Vegetables are healthy; fruit is part o fan equilibrated diet… But let’s be honest: we love french fries, hamburgers, pizzas, ice cream and many other things (from here we encourage you, in any case, to be careful with this type of food. Sometimes, they are ok, but not everyday). Have you never wondered where these dishes come from, or who was the first one to try hem? We will tell you some fun anecdotes on your favourite dishes: some have a very curious origin.

French fries: the origin of this golden garnish is a matter of dispute between the French and the Belgians. The Belgians say that they were invented when the fishermen of the Meuse River couldn’t go out fishing one winter because the river had frozen; so they decided to fry the potatoes growing on the banks of the river to kill hunger. The French say that the first French fries were cooked in Paris during the French revolution; they were a fast and cheap food that the poor could buy. Another curiosity: the French are proud to have invented the French fries, which they dimply call “frites” (fried).

Hamburgers: as their name indicates, they were born in the German city of Hamburg, although many think it is just a variation of a type of steak made with ground beef that Russian emigrants took to Germany in the 16th century. According to them, that steak recipe was brought to the US in the 19th century by Hamburg sailors. Legend has it that a cook that had a stall in Seymour’s fairground (Wisconsin) had the idea of putting that fillet steak between two pieces of bread, when his clients asked him to have the fillet to take away, so that they could eat it while walking around and watching the attractions.


Pizza: there are quite a few stories on the origin of pizza. Some say that the first pizzas were cooked by Roman legionaries, who cooked flat bread cakes on their shields; others say that they were born when the explorer Marco Polo wanted to cook Chinese meat and vegetable pasties for the Venetian authorities, but he couldn’t close them properly; but most of the people say that they were created in the 17th century in Naples as a tomato cake to which cheese was added in the 19th century.

Hot dogs: yet another dish that we owe to the European emigrants to the US. It seems that the London merchant Harry Mozley Stevens had the idea of selling German sausages during baseball games.
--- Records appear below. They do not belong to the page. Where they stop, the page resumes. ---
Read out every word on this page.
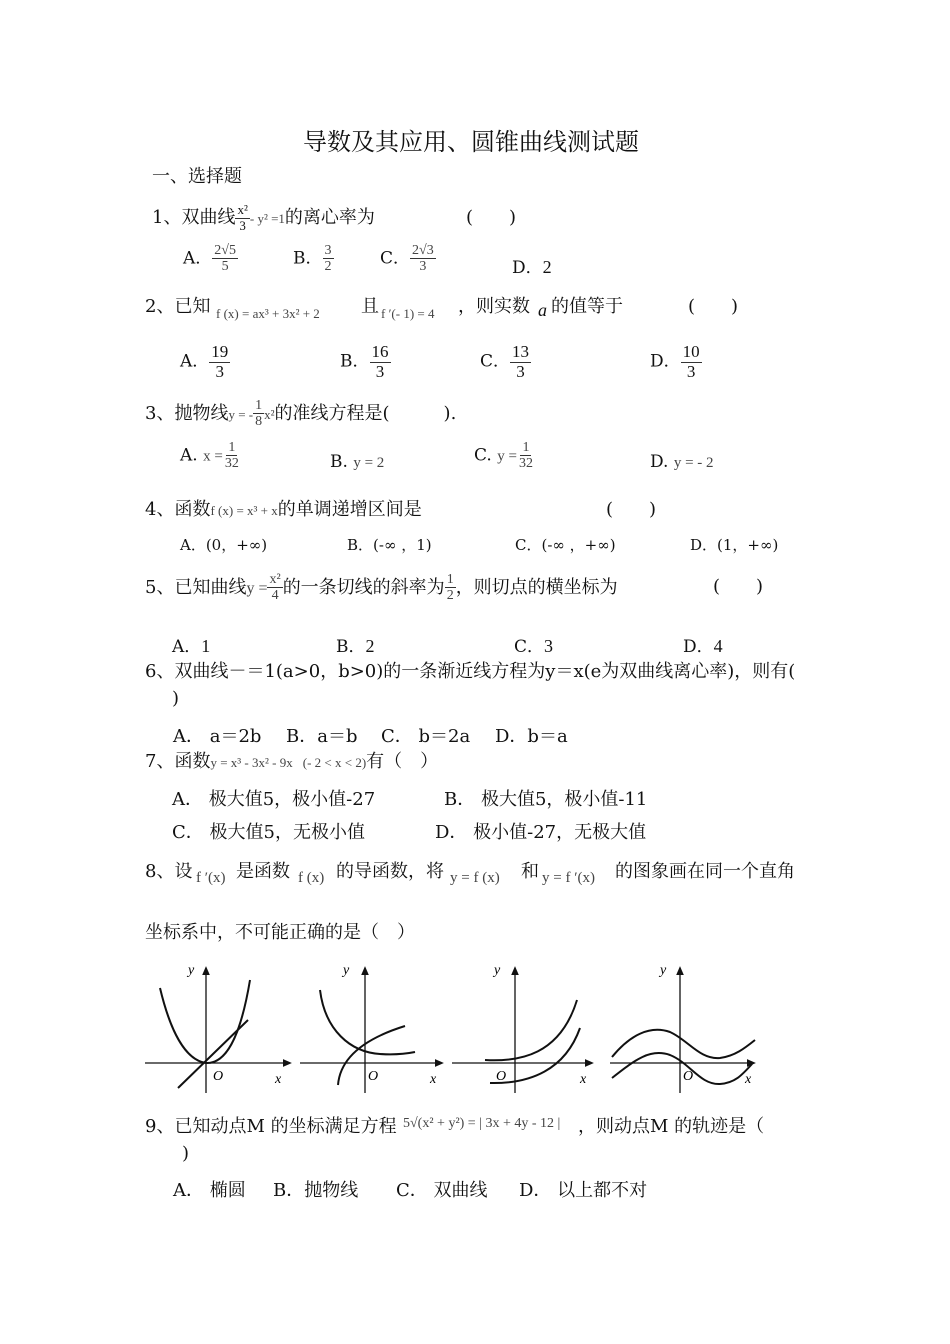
导数及其应用、圆锥曲线测试题
一、选择题
1、双曲线 $\frac{\text{x²}}{3} - y^2 =1$的离心率为	(　　)
A． $\frac{2√5}{5}$	B． $\frac{3}{2}$	C． $\frac{2√3}{3}$	D．2
2、已知 f (x) = ax³ + 3x² + 2 且 f ′(- 1) = 4 ，则实数 a 的值等于	(　　)
A． $\frac{19}{3}$	B． $\frac{16}{3}$	C． $\frac{13}{3}$	D． $\frac{10}{3}$
3、抛物线y = - $\frac{1}{8} x^2$的准线方程是(　　　).
A. $x = \frac{1}{32}$	B. y = 2	C. $y = \frac{1}{32}$	D. y = - 2
4、函数f (x) = x³ + x的单调递增区间是	(　　)
A．(0，+∞)	B．(-∞ ，1)	C．(-∞ ，+∞)	D．(1，+∞)
5、已知曲线$y = \frac{\text{x²}}{4}$ 的一条切线的斜率为 $\frac{1}{2}$ ，则切点的横坐标为	(　　)
A．1	B．2	C．3	D．4
6、双曲线－＝1(a>0，b>0)的一条渐近线方程为y＝x(e为双曲线离心率)，则有(
)
A． a＝2b B．a＝b C． b＝2a D．b＝a
7、函数y = x³ - 3x² - 9x (- 2 < x < 2)有（　）
A． 极大值5，极小值-27	B． 极大值5，极小值-11
C． 极大值5，无极小值	D． 极小值-27，无极大值
8、设 f ′(x) 是函数 f (x) 的导函数，将 y = f (x) 和 y = f ′(x) 的图象画在同一个直角
坐标系中，不可能正确的是（　）
y
x
O
y
x
O
y
x
O
y
x
O
9、已知动点M 的坐标满足方程 5√(x² + y²) = | 3x + 4y - 12 | ，则动点M 的轨迹是（
)
A． 椭圆 B．抛物线 C． 双曲线 D． 以上都不对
In order for them to be easier to eat, he placed the sausage inside a large bread bun. You will now wonder why they’re called “hot dogs”: this is due to the cartoonist Ted Dorgan. When he bought one, he imagined the drawing of a dachshund inside a piece of bread. The joke was successful, but some people started thinking that the meat of the sausage came from dogs. People can be so mean.
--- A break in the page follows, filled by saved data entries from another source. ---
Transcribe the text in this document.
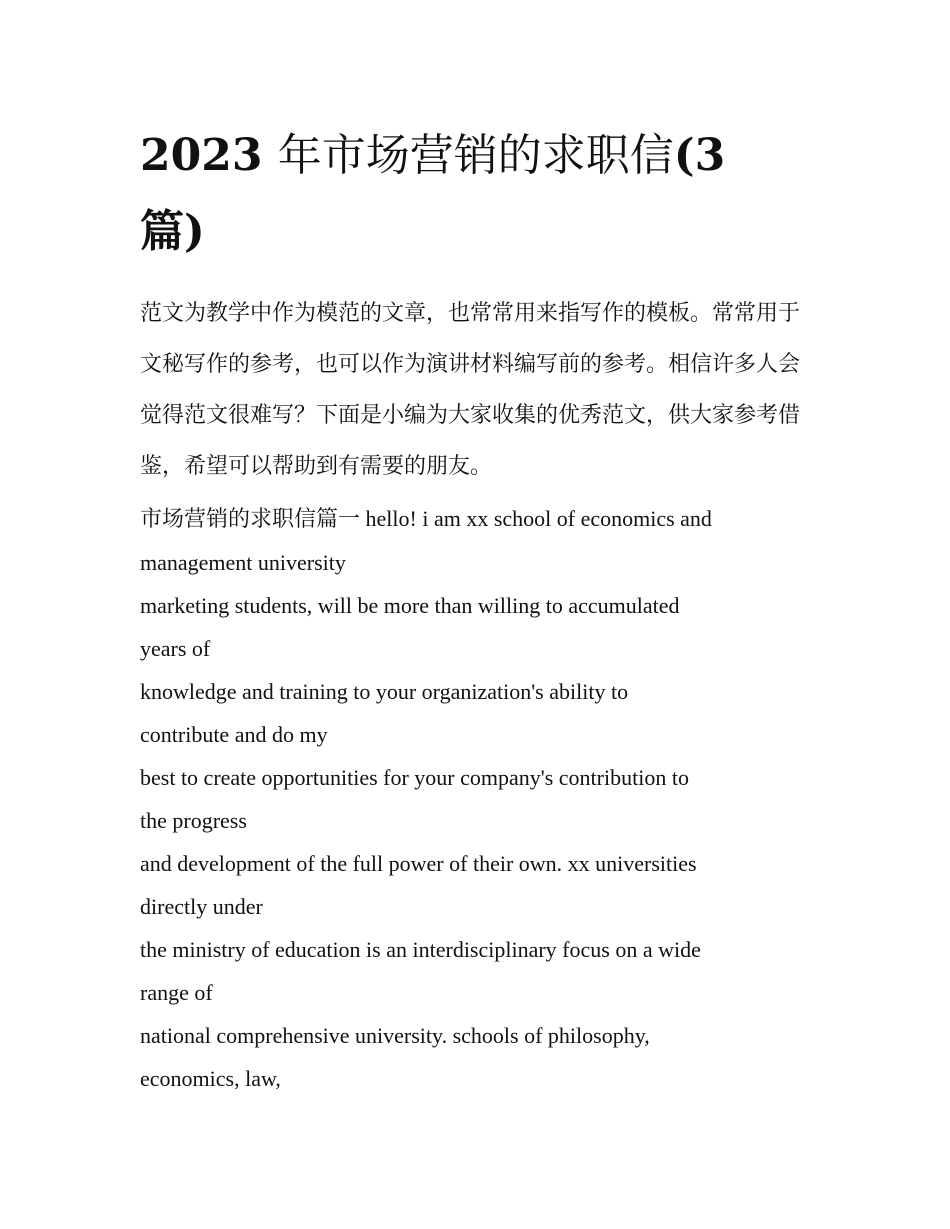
2023 年市场营销的求职信(3
篇)

范文为教学中作为模范的文章，也常常用来指写作的模板。常常用于文秘写作的参考，也可以作为演讲材料编写前的参考。相信许多人会觉得范文很难写？下面是小编为大家收集的优秀范文，供大家参考借鉴，希望可以帮助到有需要的朋友。

市场营销的求职信篇一 hello! i am xx school of economics and
management university
marketing students, will be more than willing to accumulated
years of
knowledge and training to your organization's ability to
contribute and do my
best to create opportunities for your company's contribution to
the progress
and development of the full power of their own. xx universities
directly under
the ministry of education is an interdisciplinary focus on a wide
range of
national comprehensive university. schools of philosophy,
economics, law,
Pasta: it is no coincidence that both the Italian and the Chinese eat noodles. It is said that the Venetian traveller Marco Polo took Chinese noodles to Italy in the 13th century. These noodles were 50 centimetres long, so the European cooks felt they should cut them or vary their shape. On the other hand, it is said that Etruscan (the inhabitants of Italy before the Romans) already prepared a very similar dish to lasagne with hardened wheat sheets with meat.

Bread coated steaks: the history of this recipe is a busy one. Venetians –again- prepared fillet steaks coated in gold so that the ambassadors and important foreign visitors saw the wealth of the city. But, after several cases of intoxication, the authorities ordered that the gold was substituted by bread which, when fried, turns to a colour similar to gold. The curious fact is that in 1862, it turned into Austria’s typical dish, due to the fact that Venetia was conquered by the Austrian army.
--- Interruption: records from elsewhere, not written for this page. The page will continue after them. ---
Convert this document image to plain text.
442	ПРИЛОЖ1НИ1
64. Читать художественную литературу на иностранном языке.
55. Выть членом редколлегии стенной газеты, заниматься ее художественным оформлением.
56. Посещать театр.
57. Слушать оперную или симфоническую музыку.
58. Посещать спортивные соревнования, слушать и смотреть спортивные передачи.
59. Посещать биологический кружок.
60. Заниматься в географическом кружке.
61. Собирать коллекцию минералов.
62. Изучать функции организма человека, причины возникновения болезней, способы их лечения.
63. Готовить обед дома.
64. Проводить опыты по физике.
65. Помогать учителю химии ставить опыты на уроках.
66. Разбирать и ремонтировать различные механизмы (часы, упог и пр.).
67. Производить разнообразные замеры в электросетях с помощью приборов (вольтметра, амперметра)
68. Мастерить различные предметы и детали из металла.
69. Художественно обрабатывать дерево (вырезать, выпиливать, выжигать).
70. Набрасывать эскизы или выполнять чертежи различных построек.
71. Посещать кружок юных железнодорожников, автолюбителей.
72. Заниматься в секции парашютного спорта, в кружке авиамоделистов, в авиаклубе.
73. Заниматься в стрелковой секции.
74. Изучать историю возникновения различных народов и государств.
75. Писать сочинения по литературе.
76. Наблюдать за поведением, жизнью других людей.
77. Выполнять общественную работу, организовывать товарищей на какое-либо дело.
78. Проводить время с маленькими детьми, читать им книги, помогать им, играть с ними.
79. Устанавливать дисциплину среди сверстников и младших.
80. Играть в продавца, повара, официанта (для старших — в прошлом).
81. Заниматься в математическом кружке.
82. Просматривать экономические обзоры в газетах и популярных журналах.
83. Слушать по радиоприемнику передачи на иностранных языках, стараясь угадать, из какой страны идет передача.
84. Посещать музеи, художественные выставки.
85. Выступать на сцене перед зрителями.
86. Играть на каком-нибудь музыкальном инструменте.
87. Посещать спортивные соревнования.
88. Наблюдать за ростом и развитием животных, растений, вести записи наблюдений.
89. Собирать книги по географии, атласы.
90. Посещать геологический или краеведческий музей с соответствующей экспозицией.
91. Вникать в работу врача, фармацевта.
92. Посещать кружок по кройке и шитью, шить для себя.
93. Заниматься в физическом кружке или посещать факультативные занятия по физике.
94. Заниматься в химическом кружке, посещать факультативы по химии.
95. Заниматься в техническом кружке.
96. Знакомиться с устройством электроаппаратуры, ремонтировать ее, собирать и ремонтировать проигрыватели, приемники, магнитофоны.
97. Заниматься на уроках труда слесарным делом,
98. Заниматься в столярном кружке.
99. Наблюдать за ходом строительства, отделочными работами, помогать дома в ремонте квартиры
Ice-cream: We have to talk about Marco Polo again. The explorer and adventurer took this recipe from China to Italy. He told that this was the Chinese Emperors’ favourite dessert. As you can imagine, Italian noblemen were delighted by this discovery.

When we were writing this, we have realized two things: that even food has its history and that most of the dishes that we love were brought to Europe by the Italian, or were perfected in America. How many wonderful dinners do we owe to Marco Polo or Columbus? Let’s raise our ice cream cups to them!